Effective use of these methods requires proficiency with both the library internals and the transceiver's data sheet documentation. They are exposed only because What's The Worst That Could Happen™.
radio.powerUp(boolState, cb)
— Set (or read, when no value is provided) the power status of the radio. Callback is optional. When the power is off the transceiver hardware uses little power, but takes a little while longer to enter any useful mode. This is set true
by radio.begin()
and false
by radio.end()
so it is typically not necessary when using the main API. Default is false
.
radio.addressWidth(width, cb)
— Set (or read, when no value is provided) the receiver address width used. Callback is optional. The address width is determined automatically whenever radio.openPipe()

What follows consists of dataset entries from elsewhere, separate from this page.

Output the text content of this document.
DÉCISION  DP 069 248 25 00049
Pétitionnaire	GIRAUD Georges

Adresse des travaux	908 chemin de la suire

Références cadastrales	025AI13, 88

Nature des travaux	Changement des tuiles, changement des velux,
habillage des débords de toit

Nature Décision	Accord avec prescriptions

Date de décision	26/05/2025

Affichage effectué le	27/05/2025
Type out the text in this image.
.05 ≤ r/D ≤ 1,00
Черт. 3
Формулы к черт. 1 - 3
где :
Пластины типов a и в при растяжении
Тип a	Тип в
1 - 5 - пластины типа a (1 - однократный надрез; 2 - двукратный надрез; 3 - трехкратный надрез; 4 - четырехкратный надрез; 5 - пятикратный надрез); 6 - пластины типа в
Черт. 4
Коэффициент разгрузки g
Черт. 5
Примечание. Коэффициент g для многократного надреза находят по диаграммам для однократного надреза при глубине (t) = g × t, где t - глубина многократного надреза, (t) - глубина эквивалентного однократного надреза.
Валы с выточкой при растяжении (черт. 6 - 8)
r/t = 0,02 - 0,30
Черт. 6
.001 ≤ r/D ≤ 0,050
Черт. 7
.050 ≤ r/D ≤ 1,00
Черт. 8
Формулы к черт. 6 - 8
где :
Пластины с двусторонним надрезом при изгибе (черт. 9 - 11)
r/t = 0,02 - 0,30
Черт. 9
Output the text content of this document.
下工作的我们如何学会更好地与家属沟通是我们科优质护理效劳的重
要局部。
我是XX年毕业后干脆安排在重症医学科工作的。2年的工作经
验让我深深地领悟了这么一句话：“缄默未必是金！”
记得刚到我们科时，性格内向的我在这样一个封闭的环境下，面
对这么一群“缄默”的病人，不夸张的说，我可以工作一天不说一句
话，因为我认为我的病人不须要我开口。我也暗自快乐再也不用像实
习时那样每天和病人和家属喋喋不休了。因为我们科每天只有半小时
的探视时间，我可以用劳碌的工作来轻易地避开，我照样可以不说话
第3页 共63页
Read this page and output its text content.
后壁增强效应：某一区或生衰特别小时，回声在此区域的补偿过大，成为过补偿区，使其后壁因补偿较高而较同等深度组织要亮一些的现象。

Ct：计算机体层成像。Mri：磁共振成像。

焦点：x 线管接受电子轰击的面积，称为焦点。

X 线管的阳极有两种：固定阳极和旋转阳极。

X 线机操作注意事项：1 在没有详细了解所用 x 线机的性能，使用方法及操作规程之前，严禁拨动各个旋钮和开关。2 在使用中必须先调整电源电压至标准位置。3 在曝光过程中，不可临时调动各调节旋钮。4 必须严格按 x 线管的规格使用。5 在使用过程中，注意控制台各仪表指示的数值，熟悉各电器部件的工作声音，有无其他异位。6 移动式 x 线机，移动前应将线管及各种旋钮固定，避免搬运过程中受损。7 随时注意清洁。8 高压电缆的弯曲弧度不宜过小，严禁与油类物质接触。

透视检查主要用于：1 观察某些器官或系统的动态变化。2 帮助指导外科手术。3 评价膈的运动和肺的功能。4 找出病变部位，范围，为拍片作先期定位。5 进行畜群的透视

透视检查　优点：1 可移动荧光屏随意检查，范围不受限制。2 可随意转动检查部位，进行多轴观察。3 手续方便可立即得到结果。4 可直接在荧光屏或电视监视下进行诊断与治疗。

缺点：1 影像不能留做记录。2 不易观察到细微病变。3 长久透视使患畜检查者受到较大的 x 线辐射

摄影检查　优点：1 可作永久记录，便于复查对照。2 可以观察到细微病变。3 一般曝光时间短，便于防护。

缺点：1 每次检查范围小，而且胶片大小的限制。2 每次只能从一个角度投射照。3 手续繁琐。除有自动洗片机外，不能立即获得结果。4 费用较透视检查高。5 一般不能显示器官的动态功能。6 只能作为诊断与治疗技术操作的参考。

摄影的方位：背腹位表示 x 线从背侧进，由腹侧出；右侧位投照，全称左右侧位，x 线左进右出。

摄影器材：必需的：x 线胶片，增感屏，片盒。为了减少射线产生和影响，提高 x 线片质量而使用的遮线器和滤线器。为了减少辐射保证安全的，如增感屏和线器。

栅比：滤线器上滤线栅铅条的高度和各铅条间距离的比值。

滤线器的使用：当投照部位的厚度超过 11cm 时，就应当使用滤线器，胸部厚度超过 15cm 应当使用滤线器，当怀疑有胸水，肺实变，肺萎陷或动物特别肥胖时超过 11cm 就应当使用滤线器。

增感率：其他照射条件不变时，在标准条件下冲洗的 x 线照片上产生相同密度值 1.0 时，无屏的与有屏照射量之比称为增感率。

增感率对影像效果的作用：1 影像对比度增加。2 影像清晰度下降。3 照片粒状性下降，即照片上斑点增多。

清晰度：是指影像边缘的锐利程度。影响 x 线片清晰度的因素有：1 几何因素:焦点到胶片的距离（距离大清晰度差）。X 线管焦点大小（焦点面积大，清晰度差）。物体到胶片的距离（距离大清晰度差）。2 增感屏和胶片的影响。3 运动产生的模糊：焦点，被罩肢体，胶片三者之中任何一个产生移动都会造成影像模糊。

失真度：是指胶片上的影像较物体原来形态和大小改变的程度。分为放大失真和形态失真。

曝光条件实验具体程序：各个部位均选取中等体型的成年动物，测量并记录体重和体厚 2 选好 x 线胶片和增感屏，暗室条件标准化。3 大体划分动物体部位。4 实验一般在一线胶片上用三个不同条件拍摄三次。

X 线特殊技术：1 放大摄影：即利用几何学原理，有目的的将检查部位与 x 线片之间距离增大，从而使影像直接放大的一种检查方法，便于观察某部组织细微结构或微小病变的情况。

is used so it is not normally necessary to call this when using the main API. Choose 3
, 4
or 5
bytes (this library also supports setting 2
, at your own risk). Default is 5
.
TBD:
radio.execCommand(cmd,data,cb)
/radio.getStates(list,cb)
/radio.setStates(vals, cb)
/radio.setCE(state, block)
/radio.pulseCE(block)
/radio.reset(states, cb)
/radio.blockMicroseconds(us)
/radio.readPayload(opts, cb)
/radio.sendPayload(data, opts, cb)
The C++ RF24 library for RasPi toggles the SPI chip select pin manually, which breaks the Linux SPI driver. Reload it to fix, before using node-nrf
:
sudo modprobe -r spi_bcm2708
sudo modprobe spi_bcm2708
or
sudo modprobe -r spi_bcm2835
sudo modprobe spi_bcm2835
See this comment for a bit more discussion.